The house was drawn and quartered in no time, loaded on trucks and sent on its merry way. The movers erred a bit, though, and had to do some more cutting to get under a few bridges and things.

But eventually, the house arrived at its new home.

“I was amazed,” Marmaduke said. “They put the house together, and you could barely slide a quarter in where they had sawed the house.”

Marmaduke was pleased. All he needed now was a new roof, and for his modest investment, he would be rolling in it.

And then it rained. And rained.

The roof leaked. The ceilings soaked through. Some were beyond repair. So Marmaduke and his wife drove out to their new rental property in an effort to save at least one ceiling in the house. They were in the attic, frantically working when they heard a creak.

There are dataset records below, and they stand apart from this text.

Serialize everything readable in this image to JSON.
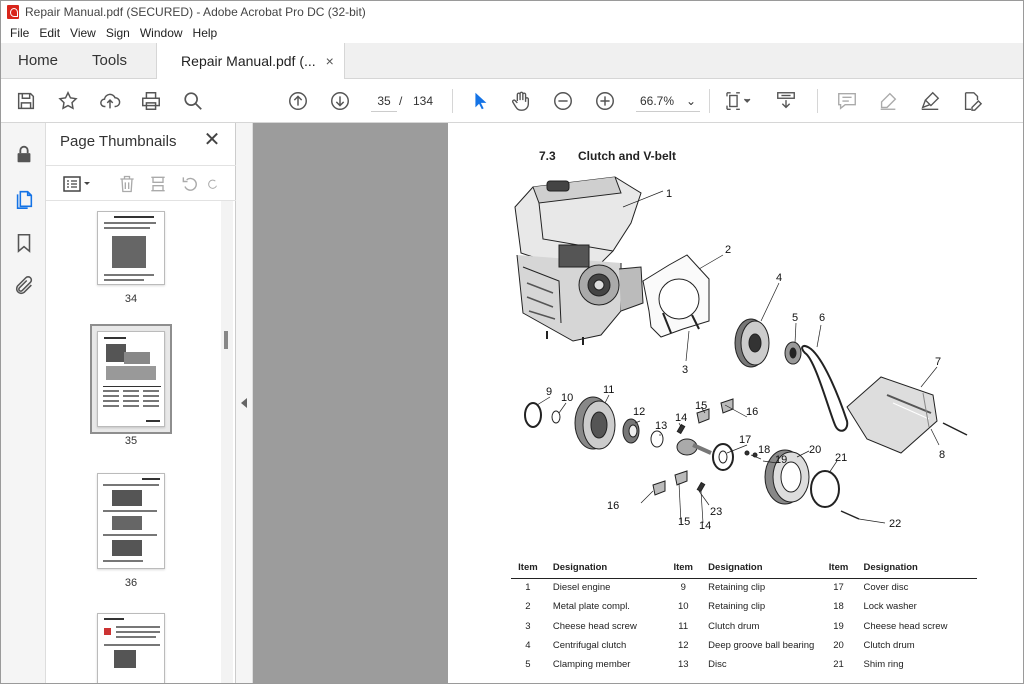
{
  "window": {
    "title": "Repair Manual.pdf (SECURED) - Adobe Acrobat Pro DC (32-bit)"
  },
  "menu": [
    "File",
    "Edit",
    "View",
    "Sign",
    "Window",
    "Help"
  ],
  "tabs": {
    "home": "Home",
    "tools": "Tools",
    "document": "Repair Manual.pdf (...",
    "close": "×"
  },
  "toolbar": {
    "current_page": "35",
    "page_separator": "/",
    "total_pages": "134",
    "zoom": "66.7%",
    "icons": [
      "save-icon",
      "bookmark-star-icon",
      "upload-cloud-icon",
      "print-icon",
      "search-zoom-icon",
      "page-up-icon",
      "page-down-icon",
      "select-pointer-icon",
      "hand-tool-icon",
      "zoom-out-icon",
      "zoom-in-icon",
      "page-fit-icon",
      "scroll-mode-icon",
      "comment-icon",
      "highlight-icon",
      "sign-icon",
      "edit-pdf-icon"
    ]
  },
  "left_rail": {
    "icons": [
      "lock-icon",
      "pages-icon",
      "bookmark-icon",
      "attachment-icon"
    ]
  },
  "thumbnails_panel": {
    "title": "Page Thumbnails",
    "close": "✕",
    "pages": [
      {
        "number": "34"
      },
      {
        "number": "35"
      },
      {
        "number": "36"
      }
    ]
  },
  "document": {
    "section_number": "7.3",
    "section_title": "Clutch and V-belt",
    "callouts": [
      "1",
      "2",
      "3",
      "4",
      "5",
      "6",
      "7",
      "8",
      "9",
      "10",
      "11",
      "12",
      "13",
      "14",
      "15",
      "16",
      "17",
      "18",
      "19",
      "20",
      "21",
      "22",
      "23",
      "16",
      "15",
      "14"
    ],
    "table": {
      "headers": [
        "Item",
        "Designation",
        "Item",
        "Designation",
        "Item",
        "Designation"
      ],
      "rows": [
        [
          "1",
          "Diesel engine",
          "9",
          "Retaining clip",
          "17",
          "Cover disc"
        ],
        [
          "2",
          "Metal plate compl.",
          "10",
          "Retaining clip",
          "18",
          "Lock washer"
        ],
        [
          "3",
          "Cheese head screw",
          "11",
          "Clutch drum",
          "19",
          "Cheese head screw"
        ],
        [
          "4",
          "Centrifugal clutch",
          "12",
          "Deep groove ball bearing",
          "20",
          "Clutch drum"
        ],
        [
          "5",
          "Clamping member",
          "13",
          "Disc",
          "21",
          "Shim ring"
        ]
      ]
    }
  }
}
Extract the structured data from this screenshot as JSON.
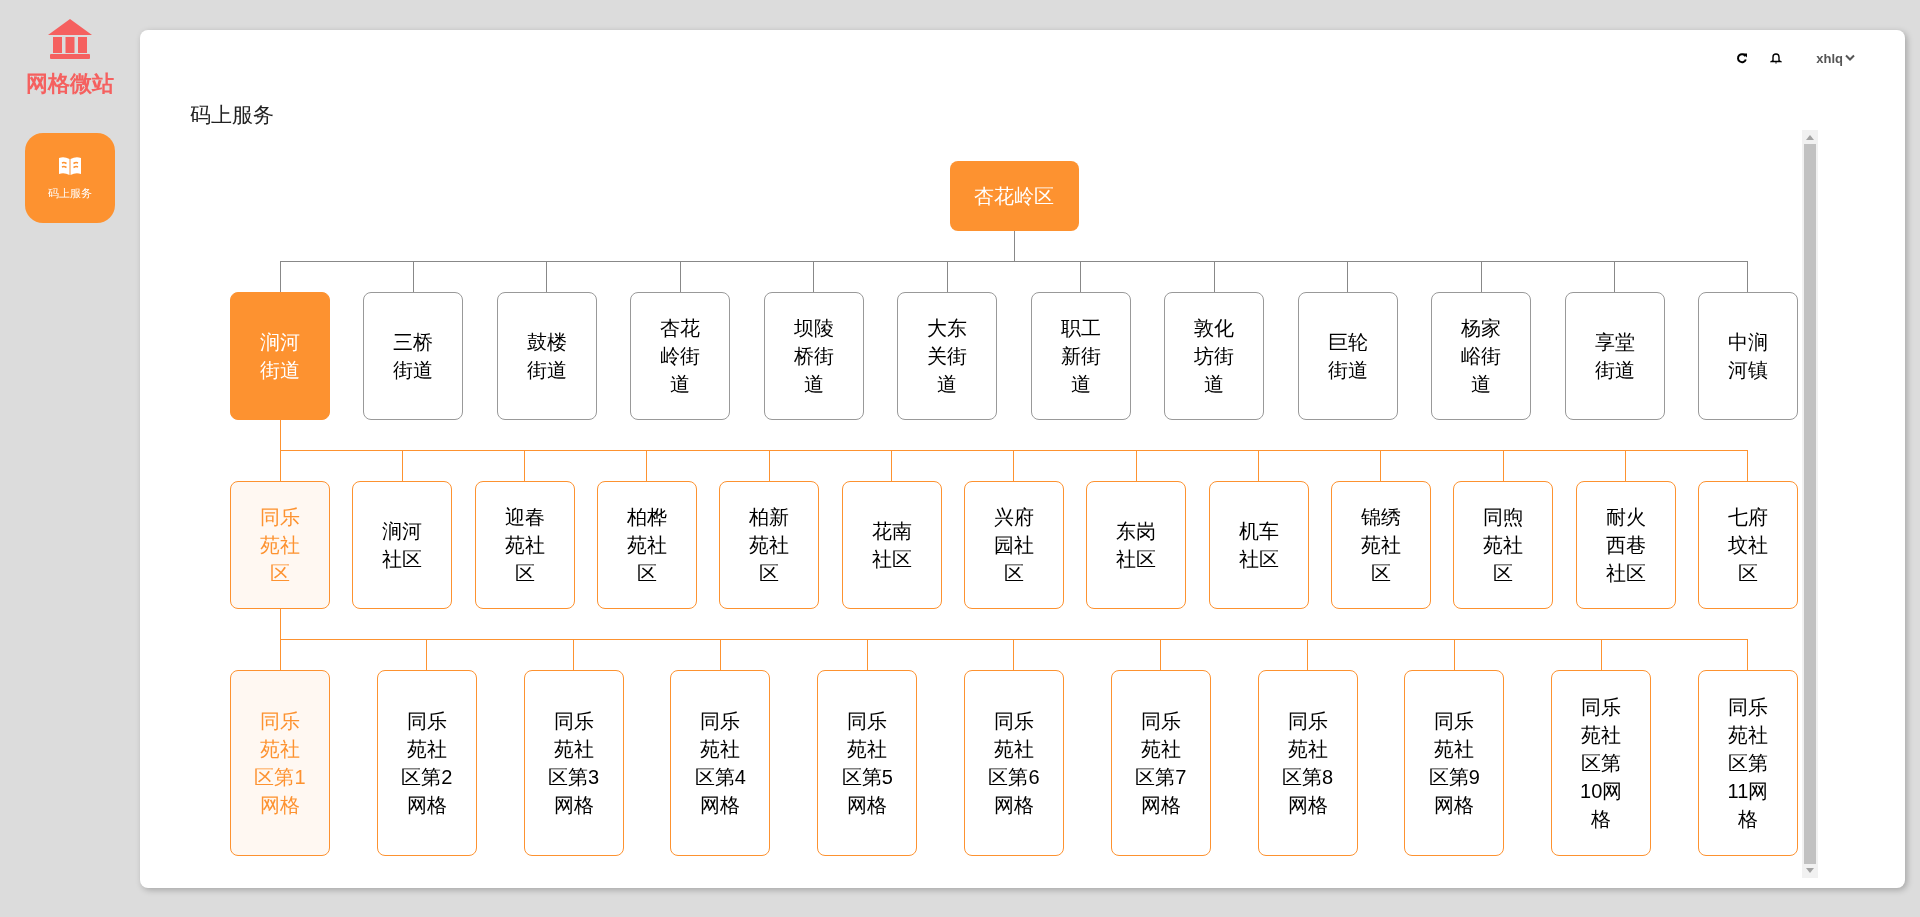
{
  "sidebar": {
    "logo_text": "网格微站",
    "menu": [
      {
        "label": "码上服务",
        "selected": true
      }
    ]
  },
  "header": {
    "user": "xhlq"
  },
  "page_title": "码上服务",
  "tree": {
    "label": "杏花岭区",
    "selected": true,
    "children": [
      {
        "label": "涧河街道",
        "selected": true,
        "children": [
          {
            "label": "同乐苑社区",
            "selected": true,
            "children": [
              {
                "label": "同乐苑社区第1网格",
                "selected": true
              },
              {
                "label": "同乐苑社区第2网格",
                "selected": false
              },
              {
                "label": "同乐苑社区第3网格",
                "selected": false
              },
              {
                "label": "同乐苑社区第4网格",
                "selected": false
              },
              {
                "label": "同乐苑社区第5网格",
                "selected": false
              },
              {
                "label": "同乐苑社区第6网格",
                "selected": false
              },
              {
                "label": "同乐苑社区第7网格",
                "selected": false
              },
              {
                "label": "同乐苑社区第8网格",
                "selected": false
              },
              {
                "label": "同乐苑社区第9网格",
                "selected": false
              },
              {
                "label": "同乐苑社区第10网格",
                "selected": false
              },
              {
                "label": "同乐苑社区第11网格",
                "selected": false
              }
            ]
          },
          {
            "label": "涧河社区",
            "selected": false
          },
          {
            "label": "迎春苑社区",
            "selected": false
          },
          {
            "label": "柏桦苑社区",
            "selected": false
          },
          {
            "label": "柏新苑社区",
            "selected": false
          },
          {
            "label": "花南社区",
            "selected": false
          },
          {
            "label": "兴府园社区",
            "selected": false
          },
          {
            "label": "东岗社区",
            "selected": false
          },
          {
            "label": "机车社区",
            "selected": false
          },
          {
            "label": "锦绣苑社区",
            "selected": false
          },
          {
            "label": "同煦苑社区",
            "selected": false
          },
          {
            "label": "耐火西巷社区",
            "selected": false
          },
          {
            "label": "七府坟社区",
            "selected": false
          }
        ]
      },
      {
        "label": "三桥街道",
        "selected": false
      },
      {
        "label": "鼓楼街道",
        "selected": false
      },
      {
        "label": "杏花岭街道",
        "selected": false
      },
      {
        "label": "坝陵桥街道",
        "selected": false
      },
      {
        "label": "大东关街道",
        "selected": false
      },
      {
        "label": "职工新街道",
        "selected": false
      },
      {
        "label": "敦化坊街道",
        "selected": false
      },
      {
        "label": "巨轮街道",
        "selected": false
      },
      {
        "label": "杨家峪街道",
        "selected": false
      },
      {
        "label": "享堂街道",
        "selected": false
      },
      {
        "label": "中涧河镇",
        "selected": false
      }
    ]
  }
}
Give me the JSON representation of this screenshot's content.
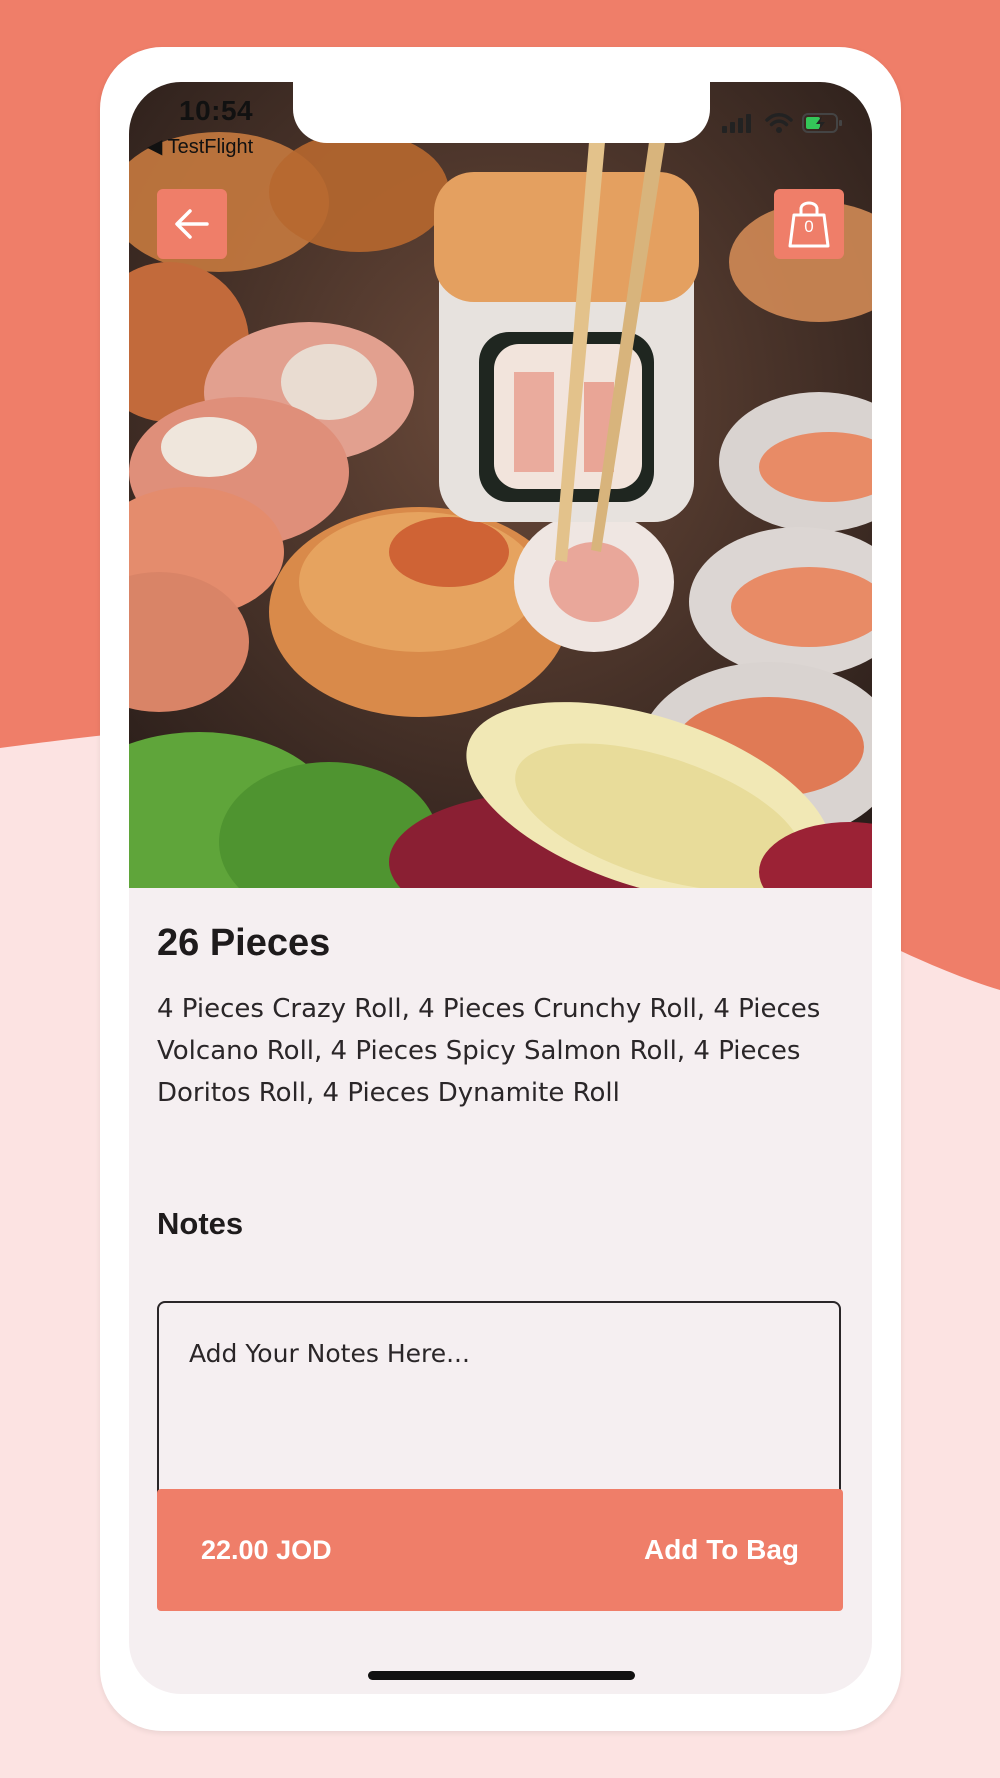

“What was that?” Marmaduke asked. The answer became clear as Marmaduke and his wife fell through the ceiling and landed on the soaked floor, slimy with wet insulation, sprawled among the ruins of their investment.

Recalled Marmaduke: “We were quiet for a minute. ‘Carol?’ I asked. ‘Are you OK?’ ‘Yeah,’ she said. And then we both busted out laughing.”

A blue tarp was over the roof for a while.

“The neighbors got a bit cranky about it,” Marmaduke said.

A new roof was eventually installed, the ceilings were repaired and the house was cleaned up as Marmaduke’s original $10,000 investment began approaching the Gross National Debt.

But, hey, about the time Marmaduke’s oldest daughter entered college, the house was rented out.

Home ownership occasionally does have a happy ending.